Scotland signs up to Norway’s fish crime initiative

Scotland is the latest of 26 countries that have so far signed up to Norway’s initiative to fight organised crime in the fishing sector, as Scottish Fisheries Minister Fergus Ewing signed the statement.

‘We know that there is – unfortunately – serious crime in the fishing industry. If we are to fight fishing crime, we must stand together. That is why I am pleased that we have Scotland joining the team,’ said Norwegian Fisheries and Seafood Minister Harald T. Nesvik.

He stated that illegal fishing crosses borders and affects coastal societies and law-abiding businesses across the world. A serious crime in itself, illegal fishing is also associated with document fraud, tax fraud, economic crime, organised crime and human trafficking.

‘Norway and Scotland have a long record of good co-operation on fisheries and it is therefore very important that we now have a common understanding of the challenges we face. As two major maritime nations, we have a special responsibility to shed light on this issue,’ Harald Nesvik said.

‘Organised crime in the fishing industry threatens the world’s resources and prevents sustainable use of the oceans.
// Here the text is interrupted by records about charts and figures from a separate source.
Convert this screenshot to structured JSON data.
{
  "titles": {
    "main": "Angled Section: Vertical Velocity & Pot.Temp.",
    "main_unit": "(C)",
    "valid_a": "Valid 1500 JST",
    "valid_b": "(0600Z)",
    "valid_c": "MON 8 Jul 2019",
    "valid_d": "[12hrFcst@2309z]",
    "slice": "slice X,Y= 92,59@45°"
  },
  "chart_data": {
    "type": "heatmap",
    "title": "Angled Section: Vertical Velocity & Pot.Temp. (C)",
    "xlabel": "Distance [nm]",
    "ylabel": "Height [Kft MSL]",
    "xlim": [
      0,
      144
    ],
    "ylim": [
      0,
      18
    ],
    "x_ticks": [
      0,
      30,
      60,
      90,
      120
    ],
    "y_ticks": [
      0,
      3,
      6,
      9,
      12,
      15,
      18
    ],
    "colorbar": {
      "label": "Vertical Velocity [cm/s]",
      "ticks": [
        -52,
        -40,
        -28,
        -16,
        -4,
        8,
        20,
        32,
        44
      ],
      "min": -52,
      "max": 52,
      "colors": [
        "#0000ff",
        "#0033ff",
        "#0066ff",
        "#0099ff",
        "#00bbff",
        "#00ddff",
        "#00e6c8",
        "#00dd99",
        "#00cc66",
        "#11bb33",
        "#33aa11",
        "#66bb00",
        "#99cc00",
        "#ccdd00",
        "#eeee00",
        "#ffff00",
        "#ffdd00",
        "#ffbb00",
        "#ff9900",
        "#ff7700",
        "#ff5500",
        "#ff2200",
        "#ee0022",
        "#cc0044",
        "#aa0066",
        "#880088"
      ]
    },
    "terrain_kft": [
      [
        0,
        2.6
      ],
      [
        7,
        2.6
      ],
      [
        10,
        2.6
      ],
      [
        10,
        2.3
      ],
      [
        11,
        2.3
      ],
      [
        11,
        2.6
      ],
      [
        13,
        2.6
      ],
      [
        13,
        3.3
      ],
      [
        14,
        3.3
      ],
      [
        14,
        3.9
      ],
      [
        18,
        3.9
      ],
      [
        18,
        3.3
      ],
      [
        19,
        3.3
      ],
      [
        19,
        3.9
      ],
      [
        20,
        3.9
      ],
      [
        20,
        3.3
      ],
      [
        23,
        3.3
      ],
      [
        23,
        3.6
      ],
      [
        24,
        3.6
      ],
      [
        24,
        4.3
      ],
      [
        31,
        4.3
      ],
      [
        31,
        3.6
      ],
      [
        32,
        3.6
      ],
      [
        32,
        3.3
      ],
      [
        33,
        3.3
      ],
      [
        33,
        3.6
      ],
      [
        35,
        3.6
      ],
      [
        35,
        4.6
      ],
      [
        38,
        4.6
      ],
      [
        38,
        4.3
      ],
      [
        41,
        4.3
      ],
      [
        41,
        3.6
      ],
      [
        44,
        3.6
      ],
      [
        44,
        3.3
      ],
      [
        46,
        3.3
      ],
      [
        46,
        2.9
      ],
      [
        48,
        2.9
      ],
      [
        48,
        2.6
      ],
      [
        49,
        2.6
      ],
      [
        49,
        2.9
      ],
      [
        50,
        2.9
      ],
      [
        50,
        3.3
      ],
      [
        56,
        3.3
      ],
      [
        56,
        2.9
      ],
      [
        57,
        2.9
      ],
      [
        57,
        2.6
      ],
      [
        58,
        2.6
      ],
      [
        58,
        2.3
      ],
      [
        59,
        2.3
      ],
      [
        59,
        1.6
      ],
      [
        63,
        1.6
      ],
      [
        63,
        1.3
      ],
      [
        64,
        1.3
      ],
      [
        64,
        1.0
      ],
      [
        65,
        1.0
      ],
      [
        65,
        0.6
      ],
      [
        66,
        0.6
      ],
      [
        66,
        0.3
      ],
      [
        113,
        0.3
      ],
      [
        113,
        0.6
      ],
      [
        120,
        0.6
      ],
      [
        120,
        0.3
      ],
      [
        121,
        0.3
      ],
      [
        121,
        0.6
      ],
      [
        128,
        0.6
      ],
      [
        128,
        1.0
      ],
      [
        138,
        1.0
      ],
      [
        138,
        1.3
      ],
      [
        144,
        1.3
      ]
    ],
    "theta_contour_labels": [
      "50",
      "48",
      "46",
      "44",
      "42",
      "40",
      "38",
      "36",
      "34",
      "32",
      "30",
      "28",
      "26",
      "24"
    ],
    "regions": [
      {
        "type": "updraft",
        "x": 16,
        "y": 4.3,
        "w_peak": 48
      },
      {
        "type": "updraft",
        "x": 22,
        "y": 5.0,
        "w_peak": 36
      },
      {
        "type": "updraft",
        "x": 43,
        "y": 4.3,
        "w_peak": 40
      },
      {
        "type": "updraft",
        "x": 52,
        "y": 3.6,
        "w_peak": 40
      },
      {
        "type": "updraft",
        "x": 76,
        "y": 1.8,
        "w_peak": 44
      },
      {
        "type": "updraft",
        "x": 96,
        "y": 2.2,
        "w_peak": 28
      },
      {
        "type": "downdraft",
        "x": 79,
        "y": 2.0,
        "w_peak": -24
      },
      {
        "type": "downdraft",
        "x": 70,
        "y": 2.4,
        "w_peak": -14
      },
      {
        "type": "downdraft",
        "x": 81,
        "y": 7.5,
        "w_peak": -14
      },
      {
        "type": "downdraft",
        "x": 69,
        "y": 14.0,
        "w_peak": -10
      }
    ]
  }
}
It also creates unfair competition and punishes honest players.’

He said that Norway’s statement confirms that there is organised crime in the global fishing industry and that international co-operation is important to combat this problem, while Norway is working to get the UN General Assembly to recognise fisheries crime as a problem.

‘The international declaration is therefore still the only international political declaration in this area. That makes it important in this field,’ he said.

At this year’s Our Oceans conference, held in Oslo, Norway pledged NoK14 million towards the fight against illegal fishing, through the Blue Justice initiative.

‘I believe that there is an urgent need for the world community to recognise that there is transnational organised crime in fisheries, and that we must address these problems as we do with other crime. We must encourage inter-agency cooperation where relevant authorities co-operate towards this shared goal – to combat and prevent transnational organised crime,’ he said.